General characteristics
- Type: Schooner
- Sail plan: Schooner-rigged

= USS W. W. Burns =

Schooner

USS W. W. Burns was a schooner acquired by the United States Navy in 1861.

W. W. Burns was a wooden-hulled Chesapeake Bay schooner acquired by the U.S. Navy on 13 August 1861 at Baltimore, Maryland for use as stone-laden blockship during the American Civil War. The purchase of W. W. Burns was one of 22 made at Baltimore in the summer of 1861, and she and the other 21 ships were slated to be loaded with stone, taken to the North Carolina coast, and sunk as blockships off the entrances to the major inlets leading to Albemarle Sound, Pamlico Sound, and Okracoke Sound.

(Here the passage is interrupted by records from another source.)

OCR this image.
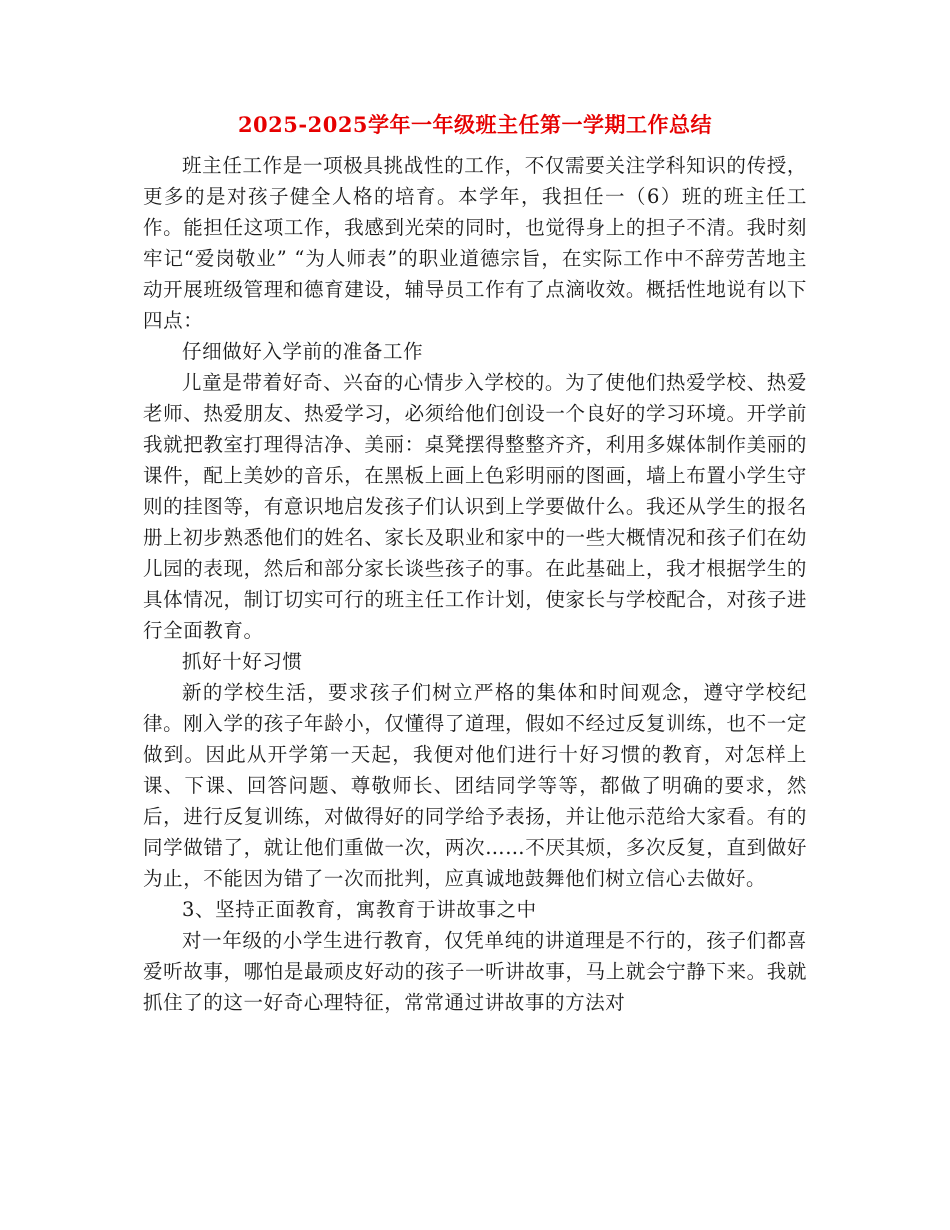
2025-2025学年一年级班主任第一学期工作总结

班主任工作是一项极具挑战性的工作，不仅需要关注学科知识的传授，更多的是对孩子健全人格的培育。本学年，我担任一（6）班的班主任工作。能担任这项工作，我感到光荣的同时，也觉得身上的担子不清。我时刻牢记“爱岗敬业” “为人师表”的职业道德宗旨，在实际工作中不辞劳苦地主动开展班级管理和德育建设，辅导员工作有了点滴收效。概括性地说有以下四点：

仔细做好入学前的准备工作

儿童是带着好奇、兴奋的心情步入学校的。为了使他们热爱学校、热爱老师、热爱朋友、热爱学习，必须给他们创设一个良好的学习环境。开学前我就把教室打理得洁净、美丽：桌凳摆得整整齐齐，利用多媒体制作美丽的课件，配上美妙的音乐，在黑板上画上色彩明丽的图画，墙上布置小学生守则的挂图等，有意识地启发孩子们认识到上学要做什么。我还从学生的报名册上初步熟悉他们的姓名、家长及职业和家中的一些大概情况和孩子们在幼儿园的表现，然后和部分家长谈些孩子的事。在此基础上，我才根据学生的具体情况，制订切实可行的班主任工作计划，使家长与学校配合，对孩子进行全面教育。

抓好十好习惯

新的学校生活，要求孩子们树立严格的集体和时间观念，遵守学校纪律。刚入学的孩子年龄小，仅懂得了道理，假如不经过反复训练，也不一定做到。因此从开学第一天起，我便对他们进行十好习惯的教育，对怎样上课、下课、回答问题、尊敬师长、团结同学等等，都做了明确的要求，然后，进行反复训练，对做得好的同学给予表扬，并让他示范给大家看。有的同学做错了，就让他们重做一次，两次……不厌其烦，多次反复，直到做好为止，不能因为错了一次而批判，应真诚地鼓舞他们树立信心去做好。

3、坚持正面教育，寓教育于讲故事之中

对一年级的小学生进行教育，仅凭单纯的讲道理是不行的，孩子们都喜爱听故事，哪怕是最顽皮好动的孩子一听讲故事，马上就会宁静下来。我就抓住了的这一好奇心理特征，常常通过讲故事的方法对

The venture was the first of the "stone fleet" projects undertaken by the U.S. Navy during the Civil War, but, due to delays and other problems, it failed.

Some of the 22 ships seem to have remained at their anchorages in Hampton Roads, Virginia, and deteriorated late that summer and into the autumn of 1861. The ultimate fate of W. W. Burns is unrecorded.